On the brink...

Agenda for Survival'13 was adamant on making us realise the true essence of survival. Being on the ground where the disaster is shaping up gives you a unique perspective. We encountered rain, landslides, long treks and a prolonged wait to be rescued on the week-long field trip to Kinnaur in Himachal Pradesh, bang in the middle of the heaviest rainfall event in Kinnaur's memory. In this adventure, we also met people who encounter such situations routinely.

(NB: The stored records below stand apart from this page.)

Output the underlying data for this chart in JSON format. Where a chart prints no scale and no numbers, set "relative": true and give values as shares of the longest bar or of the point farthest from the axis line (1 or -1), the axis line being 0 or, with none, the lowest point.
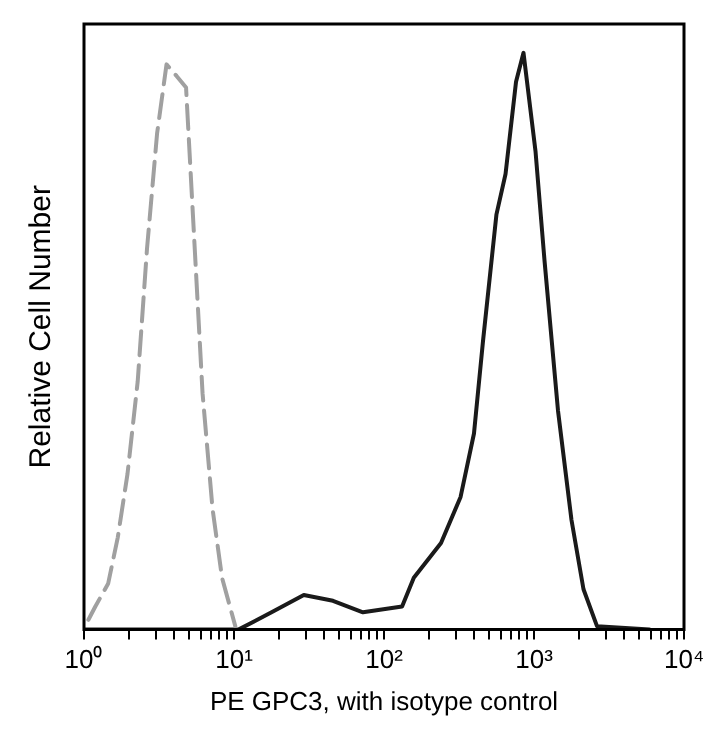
{
  "chart_data": {
    "type": "line",
    "xlabel": "PE GPC3, with isotype control",
    "ylabel": "Relative Cell Number",
    "relative": true,
    "log": "x",
    "grid": false,
    "legend": false,
    "marker": "none",
    "xlim": [
      1,
      10000
    ],
    "xticks": [
      {
        "value": 1,
        "label": "10⁰"
      },
      {
        "value": 2,
        "label": null
      },
      {
        "value": 3,
        "label": null
      },
      {
        "value": 4,
        "label": null
      },
      {
        "value": 5,
        "label": null
      },
      {
        "value": 6,
        "label": null
      },
      {
        "value": 7,
        "label": null
      },
      {
        "value": 8,
        "label": null
      },
      {
        "value": 9,
        "label": null
      },
      {
        "value": 10,
        "label": "10¹"
      },
      {
        "value": 20,
        "label": null
      },
      {
        "value": 30,
        "label": null
      },
      {
        "value": 40,
        "label": null
      },
      {
        "value": 50,
        "label": null
      },
      {
        "value": 60,
        "label": null
      },
      {
        "value": 70,
        "label": null
      },
      {
        "value": 80,
        "label": null
      },
      {
        "value": 90,
        "label": null
      },
      {
        "value": 100,
        "label": "10²"
      },
      {
        "value": 200,
        "label": null
      },
      {
        "value": 300,
        "label": null
      },
      {
        "value": 400,
        "label": null
      },
      {
        "value": 500,
        "label": null
      },
      {
        "value": 600,
        "label": null
      },
      {
        "value": 700,
        "label": null
      },
      {
        "value": 800,
        "label": null
      },
      {
        "value": 900,
        "label": null
      },
      {
        "value": 1000,
        "label": "10³"
      },
      {
        "value": 2000,
        "label": null
      },
      {
        "value": 3000,
        "label": null
      },
      {
        "value": 4000,
        "label": null
      },
      {
        "value": 5000,
        "label": null
      },
      {
        "value": 6000,
        "label": null
      },
      {
        "value": 7000,
        "label": null
      },
      {
        "value": 8000,
        "label": null
      },
      {
        "value": 9000,
        "label": null
      },
      {
        "value": 10000,
        "label": "10⁴"
      }
    ],
    "series": [
      {
        "color": "#a0a0a0",
        "line_style": "dashed",
        "x": [
          1.07,
          1.19,
          1.45,
          1.68,
          1.95,
          2.28,
          2.63,
          3.07,
          3.55,
          4.14,
          4.79,
          5.32,
          6.17,
          7.19,
          8.32,
          10.2
        ],
        "values": [
          0.017,
          0.04,
          0.08,
          0.16,
          0.27,
          0.43,
          0.66,
          0.86,
          0.98,
          0.96,
          0.94,
          0.72,
          0.41,
          0.21,
          0.09,
          0.006
        ]
      },
      {
        "color": "#1a1a1a",
        "line_style": "solid",
        "x": [
          1,
          10.7,
          17.8,
          29.2,
          45.7,
          72.4,
          132,
          158,
          240,
          324,
          398,
          457,
          562,
          646,
          759,
          851,
          1023,
          1175,
          1445,
          1778,
          2138,
          2630,
          5888
        ],
        "values": [
          0,
          0,
          0.03,
          0.06,
          0.05,
          0.03,
          0.04,
          0.09,
          0.15,
          0.23,
          0.34,
          0.5,
          0.72,
          0.79,
          0.95,
          1,
          0.83,
          0.64,
          0.38,
          0.19,
          0.07,
          0.006,
          0
        ]
      }
    ]
  }
}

Many people made our journey memorable, be it Capt. J. M. Pathania (DC, Kinnaur), the folks at the Karcham army base, Vidya Karan, Ashok, Raju, the chai wala at Baspa II hydro electric project, Pyarelal and Narayanji, our fellow travellers, ferrying us uphill. The locals who gave us water, showed us the way when we were lost, chatted with us and made our uphill trudge easy. People distributing fruits and hope to trudging trekkers in Tapri and those serving sharbat to weary travellers and survivors all along the devastated Sutlej valley. Sure, government will send help. Policy wonks will argue on news TV. Soon well knitted communities of these young mountains will get back to its feet. Soon tourists too will trudge up and pitch their tents under the clear blue sky beneath the pristine deodars. Life will need to be up and going.

For now at least, the rubble that surrounded us and the angry, swollen rivers has halted all ‘developmental' activities. A few questions still haunt us. Is hydro really ‘green' as some say? What is the cost of the green? Is this the development that we need for future India? What if this is a beginning to a chain of such debacles? What if the impending disasters get worse? What if they are aggravated by our attempts towards mindlessly developing such fragile ecosystems? Do we really need such development? Should those whose needs are few bear the brunt of our needs – more electricity, more food, more land...

The stories in this magazine are based on our encounters in Kinnaur. They reflect our collective determination to question the kind of development good for this fragile landscape and its people.